I have a dataframe where I would like to concatenate certain columns.
我有一个数据框,我想连接某些列。
My issue is that the text in these columns may or may not contain duplicate information. I would like to strip out the duplicates in order to retain only the relevant information.
我的问题是这些列中的文本可能包含也可能不包含重复信息。我想删除重复项,以便仅保留相关信息。
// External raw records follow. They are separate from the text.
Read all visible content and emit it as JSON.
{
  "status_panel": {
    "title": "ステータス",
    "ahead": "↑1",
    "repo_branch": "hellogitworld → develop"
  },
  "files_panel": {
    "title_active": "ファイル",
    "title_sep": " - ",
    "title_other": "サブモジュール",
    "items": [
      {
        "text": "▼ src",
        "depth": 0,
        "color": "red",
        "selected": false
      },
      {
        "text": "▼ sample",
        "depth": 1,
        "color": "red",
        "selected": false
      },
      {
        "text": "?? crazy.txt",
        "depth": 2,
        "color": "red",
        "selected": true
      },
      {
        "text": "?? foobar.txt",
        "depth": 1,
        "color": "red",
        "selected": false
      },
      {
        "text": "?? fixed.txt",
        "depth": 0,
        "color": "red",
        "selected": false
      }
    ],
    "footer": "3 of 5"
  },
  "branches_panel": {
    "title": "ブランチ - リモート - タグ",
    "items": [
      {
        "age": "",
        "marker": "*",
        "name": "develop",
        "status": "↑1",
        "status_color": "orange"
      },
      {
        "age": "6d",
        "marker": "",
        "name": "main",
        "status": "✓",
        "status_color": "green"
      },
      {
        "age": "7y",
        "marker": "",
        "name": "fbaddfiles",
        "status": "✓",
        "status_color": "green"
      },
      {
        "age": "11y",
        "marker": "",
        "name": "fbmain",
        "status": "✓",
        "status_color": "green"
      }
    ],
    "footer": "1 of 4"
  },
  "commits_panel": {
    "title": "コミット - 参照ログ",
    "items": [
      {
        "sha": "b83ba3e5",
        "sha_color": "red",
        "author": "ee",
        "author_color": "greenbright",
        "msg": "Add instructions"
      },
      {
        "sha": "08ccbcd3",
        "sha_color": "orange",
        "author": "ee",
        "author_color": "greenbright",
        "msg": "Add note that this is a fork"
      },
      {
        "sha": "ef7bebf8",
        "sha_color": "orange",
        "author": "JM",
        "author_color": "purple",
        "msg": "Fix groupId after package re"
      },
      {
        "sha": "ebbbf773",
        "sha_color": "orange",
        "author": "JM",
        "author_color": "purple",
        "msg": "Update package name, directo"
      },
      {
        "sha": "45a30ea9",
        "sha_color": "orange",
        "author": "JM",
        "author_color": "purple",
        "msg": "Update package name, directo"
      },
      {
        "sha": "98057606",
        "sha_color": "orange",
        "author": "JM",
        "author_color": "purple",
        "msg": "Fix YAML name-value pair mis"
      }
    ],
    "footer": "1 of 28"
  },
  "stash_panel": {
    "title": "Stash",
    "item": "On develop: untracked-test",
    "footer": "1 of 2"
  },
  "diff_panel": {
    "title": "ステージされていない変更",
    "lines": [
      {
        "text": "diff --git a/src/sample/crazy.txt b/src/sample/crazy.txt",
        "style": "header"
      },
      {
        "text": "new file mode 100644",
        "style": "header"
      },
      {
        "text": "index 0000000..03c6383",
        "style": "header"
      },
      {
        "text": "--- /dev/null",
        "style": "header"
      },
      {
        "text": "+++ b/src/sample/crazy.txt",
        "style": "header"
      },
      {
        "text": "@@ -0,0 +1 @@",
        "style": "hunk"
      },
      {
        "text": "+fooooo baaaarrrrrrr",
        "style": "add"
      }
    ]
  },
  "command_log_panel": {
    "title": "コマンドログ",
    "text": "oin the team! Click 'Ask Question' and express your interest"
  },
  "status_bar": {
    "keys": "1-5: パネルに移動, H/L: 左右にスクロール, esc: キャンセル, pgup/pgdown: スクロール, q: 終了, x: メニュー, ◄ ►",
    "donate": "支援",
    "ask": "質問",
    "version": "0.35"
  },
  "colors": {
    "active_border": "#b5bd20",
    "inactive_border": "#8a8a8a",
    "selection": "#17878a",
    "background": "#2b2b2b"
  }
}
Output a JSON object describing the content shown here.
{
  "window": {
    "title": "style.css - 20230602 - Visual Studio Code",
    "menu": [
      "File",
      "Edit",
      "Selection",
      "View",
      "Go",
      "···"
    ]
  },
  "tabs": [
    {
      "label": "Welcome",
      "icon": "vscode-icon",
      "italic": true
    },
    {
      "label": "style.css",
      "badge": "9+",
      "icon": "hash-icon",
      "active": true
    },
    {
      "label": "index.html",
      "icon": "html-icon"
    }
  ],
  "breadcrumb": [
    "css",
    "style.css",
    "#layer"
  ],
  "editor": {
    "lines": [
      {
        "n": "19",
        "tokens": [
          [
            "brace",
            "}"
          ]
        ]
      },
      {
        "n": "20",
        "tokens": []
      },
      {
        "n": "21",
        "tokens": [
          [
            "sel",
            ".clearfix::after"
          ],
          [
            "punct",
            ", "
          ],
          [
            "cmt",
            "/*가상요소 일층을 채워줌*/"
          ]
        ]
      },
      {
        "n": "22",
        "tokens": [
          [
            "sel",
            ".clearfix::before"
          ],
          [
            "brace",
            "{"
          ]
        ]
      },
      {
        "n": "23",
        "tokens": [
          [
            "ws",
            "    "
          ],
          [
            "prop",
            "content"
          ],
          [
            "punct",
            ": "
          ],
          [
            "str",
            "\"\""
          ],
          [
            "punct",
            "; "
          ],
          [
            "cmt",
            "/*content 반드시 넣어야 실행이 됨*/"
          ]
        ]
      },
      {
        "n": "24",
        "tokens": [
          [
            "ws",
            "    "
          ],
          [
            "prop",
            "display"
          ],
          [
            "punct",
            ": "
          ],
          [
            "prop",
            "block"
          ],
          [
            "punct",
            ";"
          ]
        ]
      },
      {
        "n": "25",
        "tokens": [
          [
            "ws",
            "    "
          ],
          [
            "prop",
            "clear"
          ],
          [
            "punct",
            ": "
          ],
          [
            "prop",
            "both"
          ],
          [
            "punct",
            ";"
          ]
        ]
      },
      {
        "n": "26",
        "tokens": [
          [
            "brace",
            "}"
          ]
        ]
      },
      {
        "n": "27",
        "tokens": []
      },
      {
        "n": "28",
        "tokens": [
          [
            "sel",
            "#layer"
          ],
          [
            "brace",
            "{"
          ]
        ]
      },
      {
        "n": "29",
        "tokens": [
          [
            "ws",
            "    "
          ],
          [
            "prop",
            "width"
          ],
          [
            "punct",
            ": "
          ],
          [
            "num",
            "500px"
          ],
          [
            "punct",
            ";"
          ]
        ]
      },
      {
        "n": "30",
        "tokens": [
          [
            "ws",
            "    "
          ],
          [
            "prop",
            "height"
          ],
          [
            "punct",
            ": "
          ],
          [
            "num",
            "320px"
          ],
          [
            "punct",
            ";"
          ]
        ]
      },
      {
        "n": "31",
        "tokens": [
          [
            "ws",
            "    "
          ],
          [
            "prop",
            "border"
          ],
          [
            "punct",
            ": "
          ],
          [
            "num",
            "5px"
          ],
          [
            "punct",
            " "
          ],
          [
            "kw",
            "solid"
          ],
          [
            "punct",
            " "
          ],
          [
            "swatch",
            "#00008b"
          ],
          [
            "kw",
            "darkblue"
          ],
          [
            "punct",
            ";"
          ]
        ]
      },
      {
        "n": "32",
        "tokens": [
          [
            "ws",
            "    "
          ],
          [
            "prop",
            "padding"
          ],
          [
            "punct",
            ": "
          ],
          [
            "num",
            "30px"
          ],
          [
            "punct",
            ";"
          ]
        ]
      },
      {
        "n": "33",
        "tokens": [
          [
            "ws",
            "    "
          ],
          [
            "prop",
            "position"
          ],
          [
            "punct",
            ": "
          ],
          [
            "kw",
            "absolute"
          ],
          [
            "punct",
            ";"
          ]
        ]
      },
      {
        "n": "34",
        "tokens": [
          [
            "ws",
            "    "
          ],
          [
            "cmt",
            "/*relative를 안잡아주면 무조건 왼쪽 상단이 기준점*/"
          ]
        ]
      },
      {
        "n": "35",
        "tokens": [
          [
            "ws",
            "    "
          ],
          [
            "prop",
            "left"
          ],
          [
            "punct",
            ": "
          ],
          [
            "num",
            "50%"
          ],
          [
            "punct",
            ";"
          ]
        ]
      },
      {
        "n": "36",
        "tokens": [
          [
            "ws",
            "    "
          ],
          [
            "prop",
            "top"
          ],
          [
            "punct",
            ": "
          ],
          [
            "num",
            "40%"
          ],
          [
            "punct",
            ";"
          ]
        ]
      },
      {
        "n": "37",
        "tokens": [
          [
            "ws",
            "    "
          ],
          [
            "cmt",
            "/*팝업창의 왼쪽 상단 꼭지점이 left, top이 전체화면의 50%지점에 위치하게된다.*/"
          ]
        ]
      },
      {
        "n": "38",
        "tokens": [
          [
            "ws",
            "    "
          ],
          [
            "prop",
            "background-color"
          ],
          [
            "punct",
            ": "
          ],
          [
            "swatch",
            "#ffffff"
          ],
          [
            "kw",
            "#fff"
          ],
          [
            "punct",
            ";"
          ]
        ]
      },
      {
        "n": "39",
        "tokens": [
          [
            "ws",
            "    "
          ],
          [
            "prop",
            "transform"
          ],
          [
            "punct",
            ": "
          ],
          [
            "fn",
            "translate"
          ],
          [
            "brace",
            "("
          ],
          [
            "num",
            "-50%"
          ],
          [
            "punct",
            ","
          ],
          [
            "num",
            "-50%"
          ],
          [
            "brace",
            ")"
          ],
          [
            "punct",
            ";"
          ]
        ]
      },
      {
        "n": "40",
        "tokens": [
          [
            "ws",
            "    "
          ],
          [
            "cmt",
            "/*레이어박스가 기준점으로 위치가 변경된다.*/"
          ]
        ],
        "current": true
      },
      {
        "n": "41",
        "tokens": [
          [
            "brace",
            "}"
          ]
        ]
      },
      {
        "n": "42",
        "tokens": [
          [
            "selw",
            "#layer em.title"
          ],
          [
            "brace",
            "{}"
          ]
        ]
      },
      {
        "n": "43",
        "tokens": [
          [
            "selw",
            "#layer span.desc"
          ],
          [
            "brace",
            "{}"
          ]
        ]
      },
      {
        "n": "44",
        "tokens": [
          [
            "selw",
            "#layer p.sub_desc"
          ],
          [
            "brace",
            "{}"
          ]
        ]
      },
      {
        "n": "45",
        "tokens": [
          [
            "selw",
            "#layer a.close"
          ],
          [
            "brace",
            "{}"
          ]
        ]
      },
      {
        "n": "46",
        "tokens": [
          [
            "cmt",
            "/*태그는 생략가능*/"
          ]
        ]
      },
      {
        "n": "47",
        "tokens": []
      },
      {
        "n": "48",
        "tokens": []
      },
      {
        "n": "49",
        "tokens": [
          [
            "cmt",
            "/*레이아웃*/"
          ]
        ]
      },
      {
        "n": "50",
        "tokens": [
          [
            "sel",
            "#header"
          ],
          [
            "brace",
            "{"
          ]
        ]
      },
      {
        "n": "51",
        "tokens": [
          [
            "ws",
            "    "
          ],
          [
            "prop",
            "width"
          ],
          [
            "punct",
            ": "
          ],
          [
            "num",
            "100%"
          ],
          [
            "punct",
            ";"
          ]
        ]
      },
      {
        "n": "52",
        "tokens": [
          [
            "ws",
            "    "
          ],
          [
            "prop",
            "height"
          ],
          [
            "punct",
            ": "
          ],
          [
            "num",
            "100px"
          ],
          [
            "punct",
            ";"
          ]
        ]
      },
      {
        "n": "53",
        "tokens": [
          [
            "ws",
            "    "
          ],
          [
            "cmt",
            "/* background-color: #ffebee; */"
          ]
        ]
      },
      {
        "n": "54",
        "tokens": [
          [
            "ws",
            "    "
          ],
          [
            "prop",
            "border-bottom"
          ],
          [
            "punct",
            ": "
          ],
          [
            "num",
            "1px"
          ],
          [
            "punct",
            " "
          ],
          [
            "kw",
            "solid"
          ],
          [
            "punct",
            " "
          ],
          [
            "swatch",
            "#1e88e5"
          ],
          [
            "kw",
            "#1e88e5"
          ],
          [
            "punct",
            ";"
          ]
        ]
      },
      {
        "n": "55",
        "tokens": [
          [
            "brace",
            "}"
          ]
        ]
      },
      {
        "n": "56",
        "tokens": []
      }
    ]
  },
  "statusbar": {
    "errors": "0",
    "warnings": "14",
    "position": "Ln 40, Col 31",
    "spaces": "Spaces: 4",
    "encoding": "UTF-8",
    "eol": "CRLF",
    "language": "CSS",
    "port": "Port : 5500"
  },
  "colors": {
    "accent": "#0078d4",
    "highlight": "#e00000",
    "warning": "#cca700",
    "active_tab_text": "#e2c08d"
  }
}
For example, if I had a data frame such as:
例如,如果我有一个数据框,例如:
pd.read_csv("animal.csv")
animal1 animal2 label
1 cat dog dolphin 19
2 dog cat cat 72
3 pilchard 26 koala 26
4 newt bat 81 bat 81
I want to combine the columns but retain only unique information from each of the strings.
我想组合列,但只保留每个字符串的唯一信息。
You can see that in row 2, 'cat' is contained in both columns 'Animal1' and 'Animal2'. In row 3, the number 26 is in both column 'Animal1' and 'Label'. Whereas in row 4, information that is in columns 'Animal2' and 'Label' are already contained in order in 'Animal1'.
您可以看到在第2行中,'cat'包含在'Animal1'和'Animal2'列中。在第3行中,数字26位于“Animal1”和“Label”列中。而在第4行中,“Animal2”和“标签”列中的信息已经按顺序包含在“Animal1”中。
I combine the columns by doing the following
我通过执行以下操作来组合列
animals["detail"] = animals["animal1"].map(str) + animals["animal2"].map(str) + animals["label"].map(str)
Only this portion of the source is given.